AGS Assurance est un courtier indépendant spécialisé dans les profils dits atypiques : entreprises en redressement judiciaire, sociétés résiliées ou dossiers marqués par la sinistralité. De ce fait, nous accédons à des marchés fermés au grand public, en France comme à l’étranger. Par ailleurs, nous construisons l’argumentaire technique qui valorise votre dossier auprès des souscripteurs. L’ensemble du service reste gratuit pour l’assuré.
Conclusion
L’assurance commerce redressement judiciaire ne relève pas du confort. Elle conditionne la survie même de votre plan de redressement. En effet, un incendie ou un vol non indemnisé pendant la période d’observation entraîne presque mécaniquement la conversion en liquidation. Votre boutique, votre stock et votre responsabilité envers les clients restent pleinement exposés.
La bonne nouvelle tient en une phrase. Des solutions existent, y compris après un refus de renouvellement. Toutefois, elles supposent un dossier construit et des marchés bien choisis. C’est précisément le métier d’un courtier indépendant. AGS Assurance accompagne les commerçants de détail dans cette démarche, du premier échange jusqu’à l’émission de l’attestation destinée à votre bailleur.

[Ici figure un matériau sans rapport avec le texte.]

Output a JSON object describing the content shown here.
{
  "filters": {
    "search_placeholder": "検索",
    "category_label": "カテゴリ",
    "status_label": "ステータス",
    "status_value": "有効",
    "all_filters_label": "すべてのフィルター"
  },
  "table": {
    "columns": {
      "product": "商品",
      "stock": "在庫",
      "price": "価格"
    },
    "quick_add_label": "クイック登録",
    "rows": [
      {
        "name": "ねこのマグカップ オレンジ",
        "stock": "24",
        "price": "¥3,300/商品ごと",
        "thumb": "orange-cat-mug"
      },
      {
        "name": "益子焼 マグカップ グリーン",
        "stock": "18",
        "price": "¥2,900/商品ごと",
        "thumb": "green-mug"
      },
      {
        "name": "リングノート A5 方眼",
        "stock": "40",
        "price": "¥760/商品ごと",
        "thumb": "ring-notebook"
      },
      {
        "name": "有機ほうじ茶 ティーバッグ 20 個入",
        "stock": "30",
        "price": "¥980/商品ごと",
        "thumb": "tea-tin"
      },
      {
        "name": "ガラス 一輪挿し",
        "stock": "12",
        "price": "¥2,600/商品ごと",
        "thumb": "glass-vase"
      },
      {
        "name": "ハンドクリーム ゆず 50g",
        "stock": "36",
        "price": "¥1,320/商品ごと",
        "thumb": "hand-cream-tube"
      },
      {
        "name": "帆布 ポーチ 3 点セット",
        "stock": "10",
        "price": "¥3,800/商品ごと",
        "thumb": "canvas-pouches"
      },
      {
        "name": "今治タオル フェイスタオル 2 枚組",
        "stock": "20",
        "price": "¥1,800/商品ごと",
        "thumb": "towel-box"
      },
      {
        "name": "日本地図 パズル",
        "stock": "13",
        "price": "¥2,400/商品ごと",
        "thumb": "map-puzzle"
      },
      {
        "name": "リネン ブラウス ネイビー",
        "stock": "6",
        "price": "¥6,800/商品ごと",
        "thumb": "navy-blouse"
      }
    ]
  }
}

N’attendez pas le courrier de non-reconduction pour réagir. Pour connaître vos droits pendant la procédure, consultez les informations officielles publiées sur Service-Public.fr. Par ailleurs, France Assureurs publie des repères utiles sur les garanties des professionnels. Enfin, votre chambre de commerce et d’industrie propose un accompagnement gratuit aux entreprises en difficulté.